In 1912, the embers from the fight for the American woman’s right to vote were burning brighter than ever. In the movie, “Iron Jawed Angels”, this fight is illustrated by the true story of young suffragist activists Alice Paul and Lucy Burns. In Philadelphia 1912, the two women meet with the heads of NAWSA (National American Woman Suffrage Association, formed in 1890 by Susan B. Anthony and Elizabeth Cady Stanton) determined to run the committee in Washington, DC. Once granted the committee, Paul and Burns begin to plan their suffrage events, recruit volunteers, and find sponsors, pressing for a constitutional amendment for all women to have the right to vote. Paul and Burns soon go on to start their own organization, the National Woman’s Party (NWP), which opposes any candidate against the proposed constitutional amendment.
Shortly after beginning protests outside the Whitehouse, the strong band of NWP suffragists find themselves imprisoned by false charges. In jail, the women begin a hunger-strike in which the warden requires the women to be force fed. Word of the force-feeding leaks out, and public opinion shifts in favor of the suffragists, now known as the “iron jawed angels” resulting in their quick released. By 1920, 35 states had ratified the amendment— all but one state (Tennessee) touched and converted by the suffrage movement ultimately driven by Alice Paul. On August 26, 1920, the Susan B. Anthony Amendment becomes law, and 20 million American women win the right to vote. While “iron jaw angels” fought valiantly for a women’s right to vote, they believed that women’s suffrage and black rights needed to be fought for independently. They believed women’s suffrage needed to be gained and respected first.

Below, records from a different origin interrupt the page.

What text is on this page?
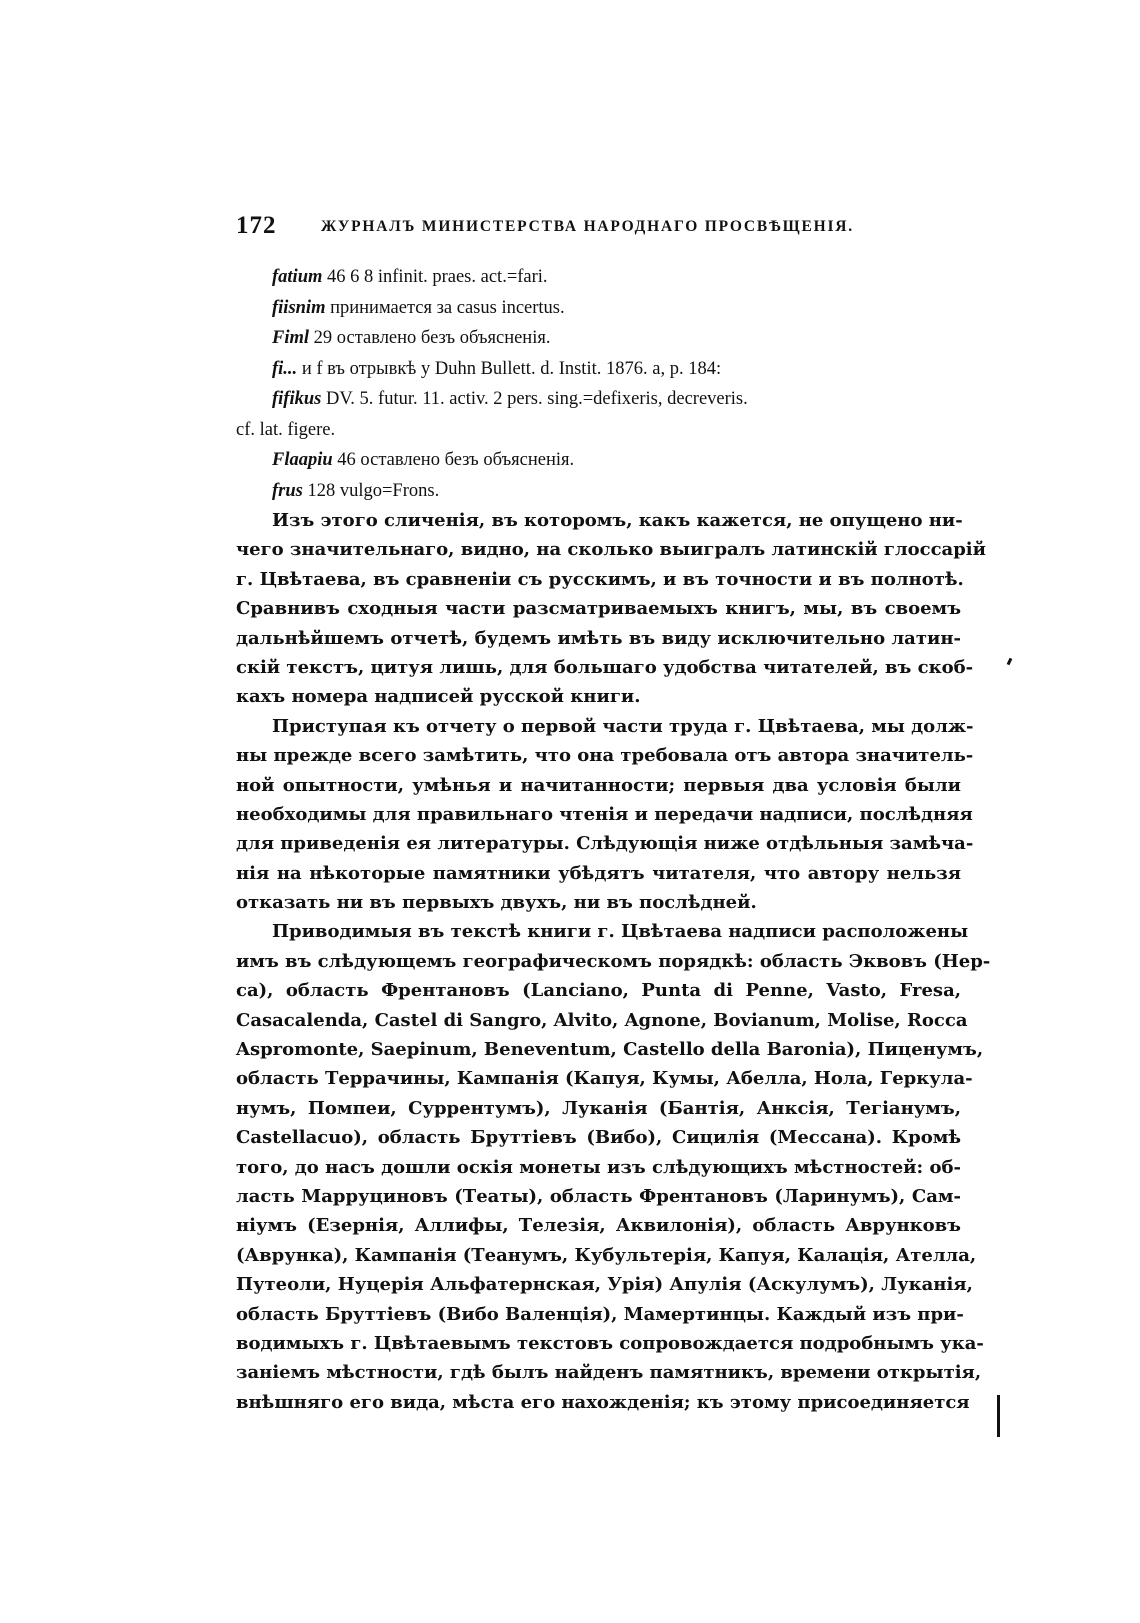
172	ЖУРНАЛЪ МИНИСТЕРСТВА НАРОДНАГО ПРОСВѢЩЕНІЯ.
fatium 46 6 8 infinit. praes. act.=fari.
fiisnim принимается за casus incertus.
Fiml 29 оставлено безъ объясненія.
fi... и f въ отрывкѣ у Duhn Bullett. d. Instit. 1876. a, p. 184:
fifikus DV. 5. futur. 11. activ. 2 pers. sing.=defixeris, decreveris.
cf. lat. figere.
Flaapiu 46 оставлено безъ объясненія.
frus 128 vulgo=Frons.
Изъ этого сличенія, въ которомъ, какъ кажется, не опущено ни-
чего значительнаго, видно, на сколько выигралъ латинскій глоссарій
г. Цвѣтаева, въ сравненіи съ русскимъ, и въ точности и въ полнотѣ.
Сравнивъ сходныя части разсматриваемыхъ книгъ, мы, въ своемъ
дальнѣйшемъ отчетѣ, будемъ имѣть въ виду исключительно латин-
скій текстъ, цитуя лишь, для большаго удобства читателей, въ скоб-
кахъ номера надписей русской книги.
Приступая къ отчету о первой части труда г. Цвѣтаева, мы долж-
ны прежде всего замѣтить, что она требовала отъ автора значитель-
ной опытности, умѣнья и начитанности; первыя два условія были
необходимы для правильнаго чтенія и передачи надписи, послѣдняя
для приведенія ея литературы. Слѣдующія ниже отдѣльныя замѣча-
нія на нѣкоторые памятники убѣдятъ читателя, что автору нельзя
отказать ни въ первыхъ двухъ, ни въ послѣдней.
Приводимыя въ текстѣ книги г. Цвѣтаева надписи расположены
имъ въ слѣдующемъ географическомъ порядкѣ: область Эквовъ (Нер-
са), область Френтановъ (Lanciano, Punta di Penne, Vasto, Fresa,
Casacalenda, Castel di Sangro, Alvito, Agnone, Bovianum, Molise, Rocca
Aspromonte, Saepinum, Beneventum, Castello della Baronia), Пиценумъ,
область Террачины, Кампанія (Капуя, Кумы, Абелла, Нола, Геркула-
нумъ, Помпеи, Суррентумъ), Луканія (Бантія, Анксія, Тегіанумъ,
Castellacuo), область Бруттіевъ (Вибо), Сицилія (Мессана). Кромѣ
того, до насъ дошли оскія монеты изъ слѣдующихъ мѣстностей: об-
ласть Марруциновъ (Театы), область Френтановъ (Ларинумъ), Сам-
ніумъ (Езернія, Аллифы, Телезія, Аквилонія), область Аврунковъ
(Аврунка), Кампанія (Теанумъ, Кубультерія, Капуя, Калація, Ателла,
Путеоли, Нуцерія Альфатернская, Урія) Апулія (Аскулумъ), Луканія,
область Бруттіевъ (Вибо Валенція), Мамертинцы. Каждый изъ при-
водимыхъ г. Цвѣтаевымъ текстовъ сопровождается подробнымъ ука-
заніемъ мѣстности, гдѣ былъ найденъ памятникъ, времени открытія,
внѣшняго его вида, мѣста его нахожденія; къ этому присоединяется
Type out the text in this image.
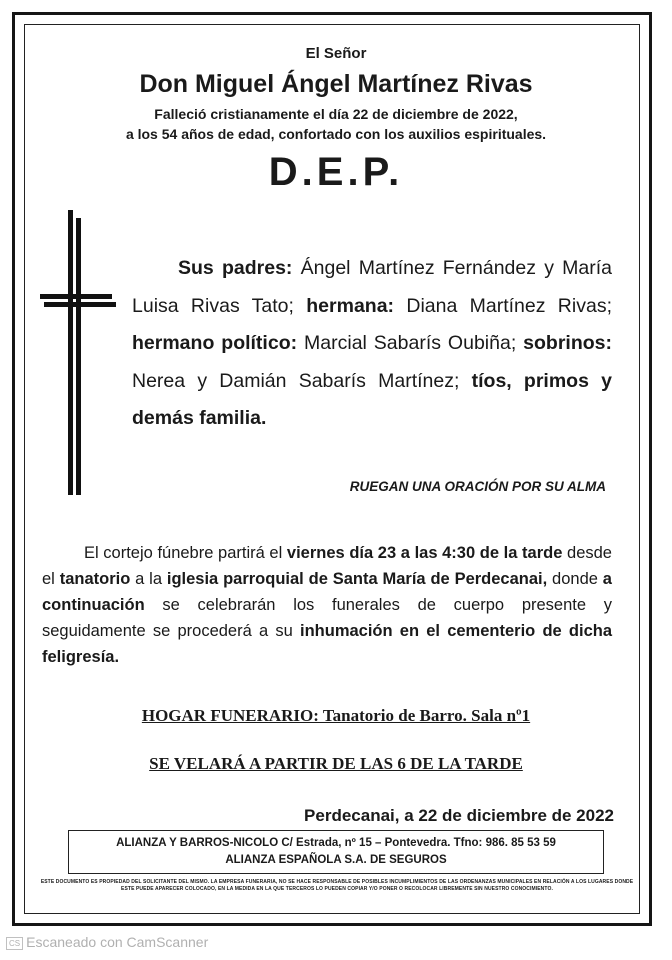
El Señor
Don Miguel Ángel Martínez Rivas
Falleció cristianamente el día 22 de diciembre de 2022,
a los 54 años de edad, confortado con los auxilios espirituales.
D.E.P.
Sus padres: Ángel Martínez Fernández y María Luisa Rivas Tato; hermana: Diana Martínez Rivas; hermano político: Marcial Sabarís Oubiña; sobrinos: Nerea y Damián Sabarís Martínez; tíos, primos y demás familia.
RUEGAN UNA ORACIÓN POR SU ALMA
El cortejo fúnebre partirá el viernes día 23 a las 4:30 de la tarde desde el tanatorio a la iglesia parroquial de Santa María de Perdecanai, donde a continuación se celebrarán los funerales de cuerpo presente y seguidamente se procederá a su inhumación en el cementerio de dicha feligresía.
HOGAR FUNERARIO: Tanatorio de Barro. Sala nº1
SE VELARÁ A PARTIR DE LAS 6 DE LA TARDE
Perdecanai, a 22 de diciembre de 2022
ALIANZA Y BARROS-NICOLO C/ Estrada, nº 15 – Pontevedra. Tfno: 986. 85 53 59
ALIANZA ESPAÑOLA S.A. DE SEGUROS
ESTE DOCUMENTO ES PROPIEDAD DEL SOLICITANTE DEL MISMO. LA EMPRESA FUNERARIA, NO SE HACE RESPONSABLE DE POSIBLES INCUMPLIMIENTOS DE LAS ORDENANZAS MUNICIPALES EN RELACIÓN A LOS LUGARES DONDE ESTE PUEDE APARECER COLOCADO, EN LA MEDIDA EN LA QUE TERCEROS LO PUEDEN COPIAR Y/O PONER O RECOLOCAR LIBREMENTE SIN NUESTRO CONOCIMIENTO.
CS Escaneado con CamScanner
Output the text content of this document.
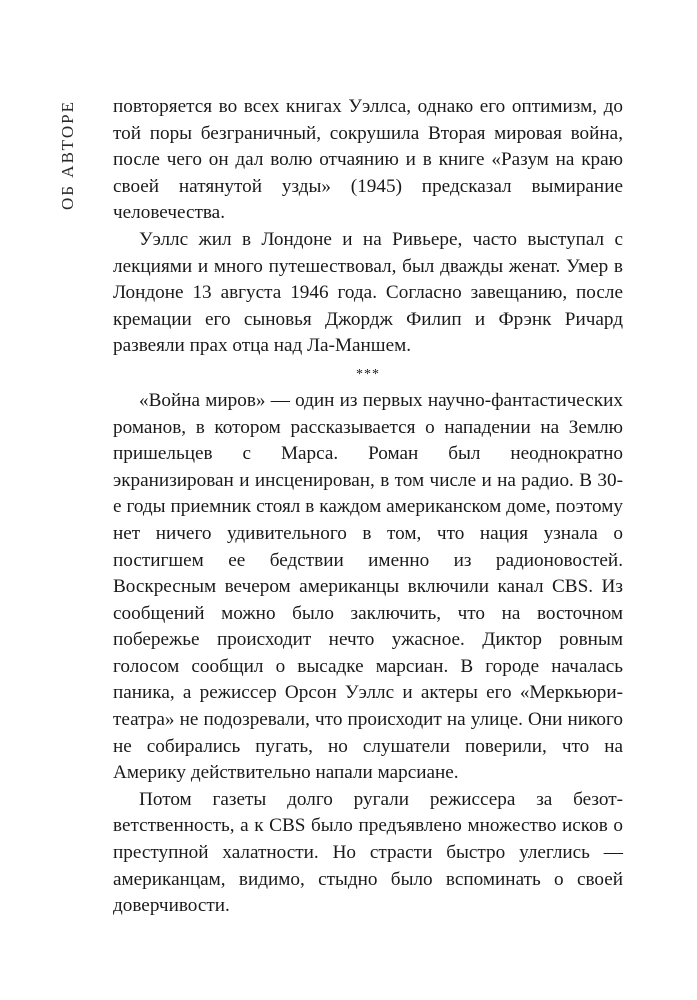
ОБ АВТОРЕ повторяется во всех книгах Уэллса, однако его оптимизм, до той поры безграничный, сокрушила Вторая мировая война, после чего он дал волю отчаянию и в книге «Разум на краю своей натянутой узды» (1945) предсказал вымирание человечества.

Уэллс жил в Лондоне и на Ривьере, часто выступал с лекциями и много путешествовал, был дважды женат. Умер в Лондоне 13 августа 1946 года. Согласно завещанию, после кремации его сыновья Джордж Филип и Фрэнк Ричард развеяли прах отца над Ла-Маншем.

***

«Война миров» — один из первых научно-фантастических романов, в котором рассказывается о нападении на Землю пришельцев с Марса. Роман был неоднократно экранизирован и инсценирован, в том числе и на радио. В 30-е годы приемник стоял в каждом американском доме, поэтому нет ничего удивительного в том, что нация узнала о постигшем ее бедствии именно из радионовостей. Воскресным вечером американцы включили канал CBS. Из сообщений можно было заключить, что на восточном побережье происходит нечто ужасное. Диктор ровным голосом сообщил о высадке марсиан. В городе началась паника, а режиссер Орсон Уэллс и актеры его «Меркьюри-театра» не подозревали, что происходит на улице. Они никого не собирались пугать, но слушатели поверили, что на Америку действительно напали марсиане.

Потом газеты долго ругали режиссера за безответственность, а к CBS было предъявлено множество исков о преступной халатности. Но страсти быстро улеглись — американцам, видимо, стыдно было вспоминать о своей доверчивости.
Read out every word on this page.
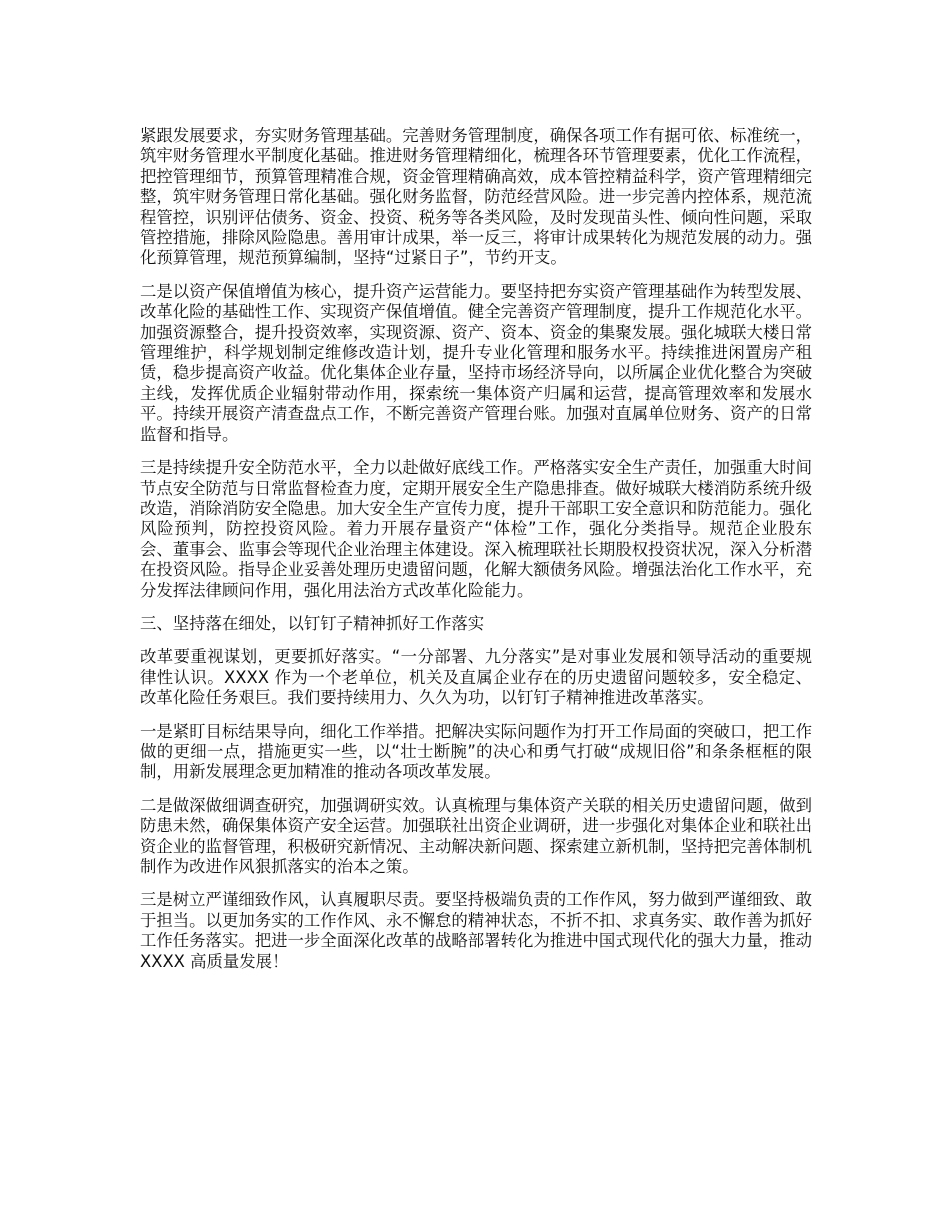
紧跟发展要求，夯实财务管理基础。完善财务管理制度，确保各项工作有据可依、标准统一，筑牢财务管理水平制度化基础。推进财务管理精细化，梳理各环节管理要素，优化工作流程，把控管理细节，预算管理精准合规，资金管理精确高效，成本管控精益科学，资产管理精细完整，筑牢财务管理日常化基础。强化财务监督，防范经营风险。进一步完善内控体系，规范流程管控，识别评估债务、资金、投资、税务等各类风险，及时发现苗头性、倾向性问题，采取管控措施，排除风险隐患。善用审计成果，举一反三，将审计成果转化为规范发展的动力。强化预算管理，规范预算编制，坚持“过紧日子”，节约开支。

二是以资产保值增值为核心，提升资产运营能力。要坚持把夯实资产管理基础作为转型发展、改革化险的基础性工作、实现资产保值增值。健全完善资产管理制度，提升工作规范化水平。加强资源整合，提升投资效率，实现资源、资产、资本、资金的集聚发展。强化城联大楼日常管理维护，科学规划制定维修改造计划，提升专业化管理和服务水平。持续推进闲置房产租赁，稳步提高资产收益。优化集体企业存量，坚持市场经济导向，以所属企业优化整合为突破主线，发挥优质企业辐射带动作用，探索统一集体资产归属和运营，提高管理效率和发展水平。持续开展资产清查盘点工作，不断完善资产管理台账。加强对直属单位财务、资产的日常监督和指导。

三是持续提升安全防范水平，全力以赴做好底线工作。严格落实安全生产责任，加强重大时间节点安全防范与日常监督检查力度，定期开展安全生产隐患排查。做好城联大楼消防系统升级改造，消除消防安全隐患。加大安全生产宣传力度，提升干部职工安全意识和防范能力。强化风险预判，防控投资风险。着力开展存量资产“体检”工作，强化分类指导。规范企业股东会、董事会、监事会等现代企业治理主体建设。深入梳理联社长期股权投资状况，深入分析潜在投资风险。指导企业妥善处理历史遗留问题，化解大额债务风险。增强法治化工作水平，充分发挥法律顾问作用，强化用法治方式改革化险能力。

三、坚持落在细处，以钉钉子精神抓好工作落实

改革要重视谋划，更要抓好落实。“一分部署、九分落实”是对事业发展和领导活动的重要规律性认识。XXXX 作为一个老单位，机关及直属企业存在的历史遗留问题较多，安全稳定、改革化险任务艰巨。我们要持续用力、久久为功，以钉钉子精神推进改革落实。

一是紧盯目标结果导向，细化工作举措。把解决实际问题作为打开工作局面的突破口，把工作做的更细一点，措施更实一些，以“壮士断腕”的决心和勇气打破“成规旧俗”和条条框框的限制，用新发展理念更加精准的推动各项改革发展。

二是做深做细调查研究，加强调研实效。认真梳理与集体资产关联的相关历史遗留问题，做到防患未然，确保集体资产安全运营。加强联社出资企业调研，进一步强化对集体企业和联社出资企业的监督管理，积极研究新情况、主动解决新问题、探索建立新机制，坚持把完善体制机制作为改进作风狠抓落实的治本之策。

三是树立严谨细致作风，认真履职尽责。要坚持极端负责的工作作风，努力做到严谨细致、敢于担当。以更加务实的工作作风、永不懈怠的精神状态，不折不扣、求真务实、敢作善为抓好工作任务落实。把进一步全面深化改革的战略部署转化为推进中国式现代化的强大力量，推动 XXXX 高质量发展！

Many American History classes, at least the ones I ever took, fail to mention the efforts and accomplishments achieved by Alice Paul on her pursuit for women suffrage. However, she is one of many powerful and impactful women to not be honored the way I believe they should. Lucretia Mott was a women’s rights activist, abolitionist, and religious reformer. As a Quaker, her Civil Rights beliefs deemed her more as an abolitionist than suffragist. Mott was strongly opposed to slavery and advocated not buying the products of slave labor. This is admirable because just about everything was produced by slaves in the late 1800s and is even still difficult/ much more expensive to purchase products clean from human trafficking and sweat-houses today. Lucretia Mott and her husband attended the famous World’s Anti-Slavery Convention in London in 1840 that decided, once all parties were in England, women were not to participate. This led to her joining Elizabeth Cady Stanton in dedicating her life to women’s rights. Thus, even though she saw abolition as incredibly important, she too was swayed to the idea that a women’s right to vote was a separate fight entirely.
Similarly, Sojourner Truth was another major figure in the pursuit for women’s rights. However, unlike Alice Paul who thought fighting for women’s suffrage should be fought for separately and attained before abolition, Sojourner Truth believed they should occur simultaneously. She was a former slave who became an outspoken advocate for civil and women’s rights in the nineteenth century. Truth was born Isabella Bomfree in New York, bought and sold four times, and subjected to harsh physical labor and violent punishments. In 1827 (a year before New York’s law freeing slaves was to take effect) Truth ran away with her infant daughter to a nearby abolitionist Quaker family. As an ex-slave, she had never been taught how to read or write. She was illiterate and all of her speeches were delivered mightily and spontaneously. In 1851, Truth delivered her most famous “Ain’t I a Woman?” speech at women’s rights conference in Akron, Ohio. In it, she challenged prevailing notions of racial and gender inferiority and inequality by reminding listeners of her combined strength as an ex-slave and female status. Overall, she was a very impactful face to both suffrage and abolition where Alice Paul solely fought for a women’s right to vote.
Despite Truth’s argument, I believe, as much as all human civil rights are important, it was crucial for Alice Paul to devote her efforts entirely to suffrage. To change a law, society, or even another’s mind requires direct attention. If Alice Paul were to fight for abolition as well as suffrage, I feel that America would have been even more reluctant to change. Ultimately, the United States could only take so much change at a time and women’s suffrage seemed like an easier battle to win first. No matter the order of fighting for basic human rights, whether or not these women fought for suffrage, abolition, or both, they all provide a crucial role in the attainment of women suffrage in America and I am appalled I had never heard of any of them.